The night I arrived in "Camp Snoopy" (minimum security), the 200 or so "new fish" were asked several questions to decide their stations, or jobs.When we were asked "who can type?" I raised my hand and no-one else did! I got the job as clerk in the kitchen office and helped the Sheriff Deputies type out their reports and other letters. I ate with the Sheriffs ( a dozen or more) in the office (once in the officers mess) and did not have to eat with the other inmates 5 days per week.
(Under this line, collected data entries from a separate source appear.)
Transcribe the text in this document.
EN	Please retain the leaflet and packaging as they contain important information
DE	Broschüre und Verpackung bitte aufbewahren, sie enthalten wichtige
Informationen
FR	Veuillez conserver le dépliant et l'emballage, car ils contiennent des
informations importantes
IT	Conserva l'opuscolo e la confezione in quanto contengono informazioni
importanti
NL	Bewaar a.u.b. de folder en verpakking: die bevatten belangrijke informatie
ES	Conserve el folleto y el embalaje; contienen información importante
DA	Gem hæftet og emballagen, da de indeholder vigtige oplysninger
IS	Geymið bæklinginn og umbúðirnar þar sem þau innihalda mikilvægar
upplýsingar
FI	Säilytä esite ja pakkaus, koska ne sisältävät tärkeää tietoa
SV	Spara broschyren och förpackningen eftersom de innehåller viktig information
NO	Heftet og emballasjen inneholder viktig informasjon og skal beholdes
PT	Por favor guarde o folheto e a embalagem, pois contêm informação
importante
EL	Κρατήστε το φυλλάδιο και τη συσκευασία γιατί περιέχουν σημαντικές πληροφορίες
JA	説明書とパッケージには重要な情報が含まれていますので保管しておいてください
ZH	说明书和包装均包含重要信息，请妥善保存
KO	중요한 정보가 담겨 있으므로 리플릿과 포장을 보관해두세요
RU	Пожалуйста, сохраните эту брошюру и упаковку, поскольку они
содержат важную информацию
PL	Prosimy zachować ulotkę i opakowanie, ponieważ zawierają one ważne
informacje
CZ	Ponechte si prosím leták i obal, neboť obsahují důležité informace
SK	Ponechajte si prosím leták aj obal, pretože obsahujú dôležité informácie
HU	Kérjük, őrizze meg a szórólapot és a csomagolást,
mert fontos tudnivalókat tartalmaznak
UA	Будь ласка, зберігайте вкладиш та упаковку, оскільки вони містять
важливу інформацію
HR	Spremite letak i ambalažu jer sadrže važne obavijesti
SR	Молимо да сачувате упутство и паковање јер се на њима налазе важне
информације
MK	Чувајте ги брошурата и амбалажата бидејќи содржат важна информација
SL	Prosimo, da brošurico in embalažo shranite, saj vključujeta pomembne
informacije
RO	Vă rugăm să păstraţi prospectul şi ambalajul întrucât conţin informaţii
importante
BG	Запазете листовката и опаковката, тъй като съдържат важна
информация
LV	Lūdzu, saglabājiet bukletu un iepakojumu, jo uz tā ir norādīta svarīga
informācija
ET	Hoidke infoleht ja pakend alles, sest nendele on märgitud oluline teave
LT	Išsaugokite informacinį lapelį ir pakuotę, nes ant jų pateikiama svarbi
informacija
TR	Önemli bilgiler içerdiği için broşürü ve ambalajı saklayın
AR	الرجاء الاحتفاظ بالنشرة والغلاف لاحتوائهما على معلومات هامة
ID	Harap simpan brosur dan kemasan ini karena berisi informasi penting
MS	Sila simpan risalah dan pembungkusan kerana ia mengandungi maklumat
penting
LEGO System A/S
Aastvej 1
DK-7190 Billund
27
I ate steak when it was on the menu, and fish, and chicken, ice cream, and anything I wanted, pretty much. Never a late snack, no such thing. I would bring some back to the barracks on occasion and trade it for $ or cigarettes or favors like getting my kitchen whites pressed in the Sheriff's laundry facility before visiting day. Mom or sister Bonny would come on those days and it was so nice to see family, you would not believe. Being incarcerated sounds as bad as it is. You have no FREEDOM. I think privacy is a freedom and I had none. Not ever. Constantly surrounded by no less then than a dozen other guys (no chicks at all!) all day, every day...privacy is a freedom I missed dearly.


The barracks we were housed in had no less than 100 guys in it. Twenty-five (or more when they needed to add some) bunk beds lined the walls of the metal corrugated bunkhouse and a shower room and bathroom were halfway down. No fan or a/c in the summer and it would get to be 110 degrees in there or more. Remember this was in the mountains north of where Bonny and Mom lived. In the winter it would get to be near freezing and the barracks had one gas heater on each end of the barrack. All we had to wear was pajama like clothes and in the winter, the lucky ones would have Levi type jackets.



I will continue this story in installments, and to create suspense, withhold the cause of Bobby's incarceration until a later date. Meanwhile let's keep your tsk tsk's to a minimum.